Porque ponho entre nós estas palavras de
Gorky, gentil humanista e deficiente escritor que acabou por não resistir ao
canto da sereia stalinista, que lhe pagou com as honras de envenenamento pela
GPU de Yagoda a ambiguidade da sua adesão? (1)
Pois porque, em meu fraco entendimento,
ouvir-se-á sem dúvida, aqui e lá fora, a sinceridade do nosso protesto pelos
julgamentos e encarceramentos fascistas de Yuri Orlov, Anatol Sharansky,
Alexandre Ginsburg, Victor Pyatkus, Vladimiro Slepak e José Begun mas de nada
ou de pouco nos servirá se a todos nos situarmos no quadro de uma Convenção ou
Acordo assinado em Helsínquia sobre Direitos Humanos. Que esse acordo que já se
previa desacordado seja uma etapa da maior importância na luta política entre
sistemas sociais diversos, estamos aqui para confirmá-lo.
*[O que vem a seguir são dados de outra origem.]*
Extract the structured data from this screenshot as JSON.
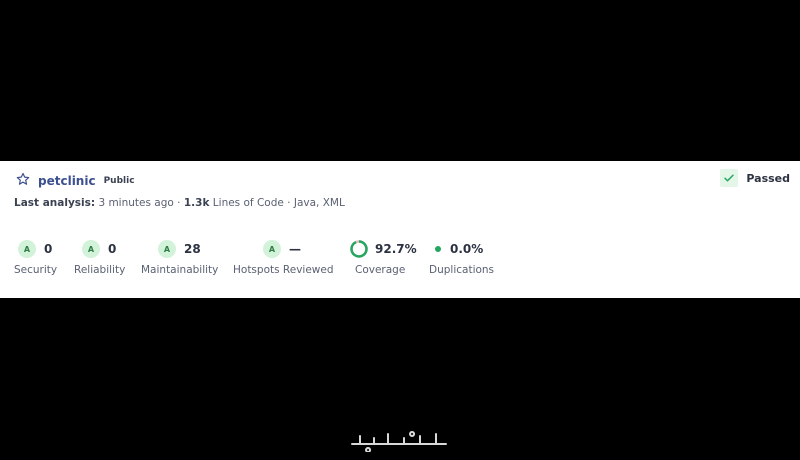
{
  "project": {
    "name": "petclinic",
    "visibility": "Public",
    "star_icon": "star-icon"
  },
  "quality_gate": {
    "status": "Passed",
    "icon": "check-icon",
    "color": "#23a660"
  },
  "analysis": {
    "label": "Last analysis:",
    "time": "3 minutes ago",
    "sep1": "·",
    "loc_value": "1.3k",
    "loc_label": "Lines of Code",
    "sep2": "·",
    "languages": "Java, XML"
  },
  "metrics": {
    "security": {
      "rating": "A",
      "value": "0",
      "label": "Security"
    },
    "reliability": {
      "rating": "A",
      "value": "0",
      "label": "Reliability"
    },
    "maintainability": {
      "rating": "A",
      "value": "28",
      "label": "Maintainability"
    },
    "hotspots": {
      "rating": "A",
      "value": "—",
      "label": "Hotspots Reviewed"
    },
    "coverage": {
      "value": "92.7%",
      "label": "Coverage",
      "percent": 92.7
    },
    "duplications": {
      "value": "0.0%",
      "label": "Duplications"
    }
  },
  "watermark": {
    "text": "خمسات"
  }
}
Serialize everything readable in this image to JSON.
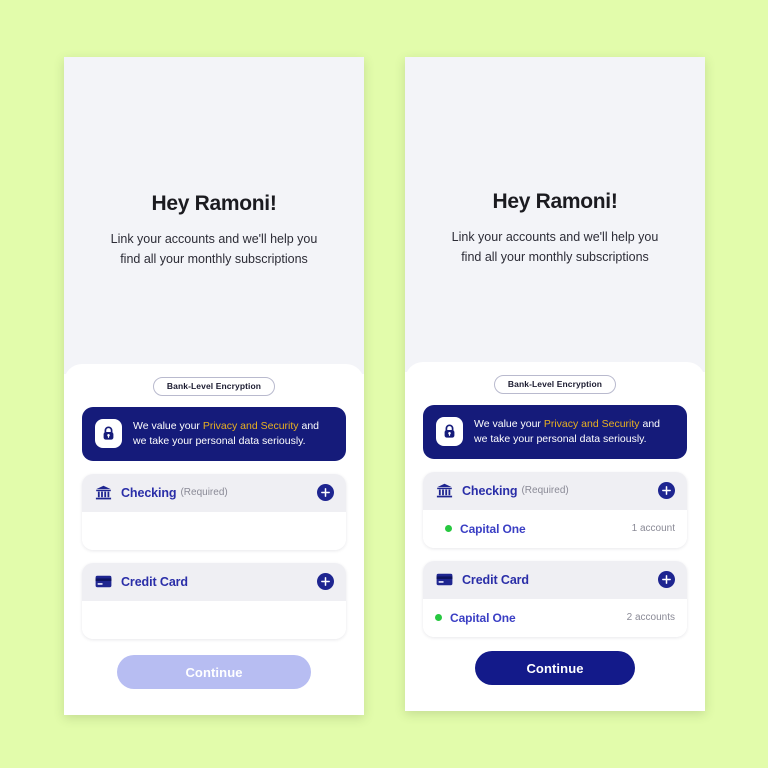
{
  "background_color": "#e2fcab",
  "theme": {
    "navy": "#151b7a",
    "accent_gold": "#e8b020",
    "indigo_text": "#2a2ea8",
    "green_dot": "#27c840",
    "hero_bg": "#f3f4f8",
    "card_head_bg": "#efeff3",
    "cta_disabled": "#b7bdf2",
    "cta_enabled": "#131a8a"
  },
  "hero": {
    "title": "Hey Ramoni!",
    "subtitle": "Link your accounts and we'll help you find all your monthly subscriptions"
  },
  "security": {
    "pill_label": "Bank-Level Encryption",
    "banner_prefix": "We value your ",
    "banner_highlight": "Privacy and Security",
    "banner_suffix": " and we take your personal data seriously."
  },
  "screens": [
    {
      "id": "empty-state",
      "cards": [
        {
          "icon": "bank-icon",
          "title": "Checking",
          "required_label": "(Required)",
          "add_label": "+",
          "accounts": []
        },
        {
          "icon": "credit-card-icon",
          "title": "Credit Card",
          "required_label": "",
          "add_label": "+",
          "accounts": []
        }
      ],
      "cta": {
        "label": "Continue",
        "state": "disabled"
      }
    },
    {
      "id": "linked-state",
      "cards": [
        {
          "icon": "bank-icon",
          "title": "Checking",
          "required_label": "(Required)",
          "add_label": "+",
          "accounts": [
            {
              "name": "Capital One",
              "count": "1 account",
              "status": "connected"
            }
          ]
        },
        {
          "icon": "credit-card-icon",
          "title": "Credit Card",
          "required_label": "",
          "add_label": "+",
          "accounts": [
            {
              "name": "Capital One",
              "count": "2 accounts",
              "status": "connected"
            }
          ]
        }
      ],
      "cta": {
        "label": "Continue",
        "state": "enabled"
      }
    }
  ]
}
Mas aos jogos, às
conquistas e às cedências da raposice política havemos de acrescentar uma outra
dimensão para que estamos: a observação e denúncia da inflação pavorosa do
linguajar que nos enche o ouvido. Que as piores injustiças, os actos mais
selvagens, os maiores crimes podem chegar à rua em ondas de consagração, se não
de santidade, quando lhes alçam pela carapuça o termo “revolução”, é fenómeno
consagrado pelo uso, que já nem vale a pena discutir. Atentemos apenas neste
quadro: Revolução nacional, do dr. Salazar. Revolução mundial, do dr. Trotsky.
Revolução social nacional, do dr. Stalin. Revolução nacional social, do dr.
Hitler. Revolução pronunciamento militar, do general Franco. É óbvio que em todas
estas etiquetas de desespero o que há de menos é a Revolução. E ousemos agora e
sempre muito alegrar por este final de século não ter sido brindado, como
parecia, por mais um nacional-socialismo, encabeçado pelo luso dr. A. Cunhal.(2)
Este “charivari” de ideias decepadas pelo
uso pirata da sua necessidade, estes discursos que mostram o anverso para
expelir o reverso e que já só funcionam como metáforas, trazem quiçá consigo a
boa nova: a de que nesta época do primado da ideia as ideias estão todas pela
hora da morte, elas todas, as óptimas, as boas as péssimas e as talvez. Já não
conseguem falar. O que, em certo sentido, é um inestimável bem: talvez depois
de meio século e mais de regimes ditatoriais e de Estados totalitários possa
começar a descobrir-se, a evidenciar-se, que as ideias só são aquilo que são, parte
do homem – como as partes sexuais – não o seu todo; e, em consequência,
evidenciar-se que sendo as ideias coisa séria, como as ditas partes, a tentação
de pô-las a servir o que não é serviço delas leva à blenorragia intelectual que
estamos apontando.
Julgo que é chegado o tempo de uma nova
enciclopédia, de poucas mas claras páginas politicas. Há uns três anos, em
pleno consulado de Costa Gomes,(3) ouvia-se no Rossio de Lisboa um
espontâneo que, vestido à civil, enfileirava no entanto ostensivamente entre
militares munidos de G-3 em posição de disparo, e gritava estentórico: “Abaixo
a social-democracia!”. Cheguei-me a ele e disse-lhe: “Abaixo a ditadura!”. Pareceu
surpreender-se com aquela minha audácia e olhou por cima dos ombros, à direita
e à esquerda, como a assegurar-se do apoio dos soldados entre os quais se
postara. Para meu eterno descanso, os soldados nem buliram. Apercebendo-se
disso, o homem encarou-me e gritou: “Viva a ditadura da maioria!”.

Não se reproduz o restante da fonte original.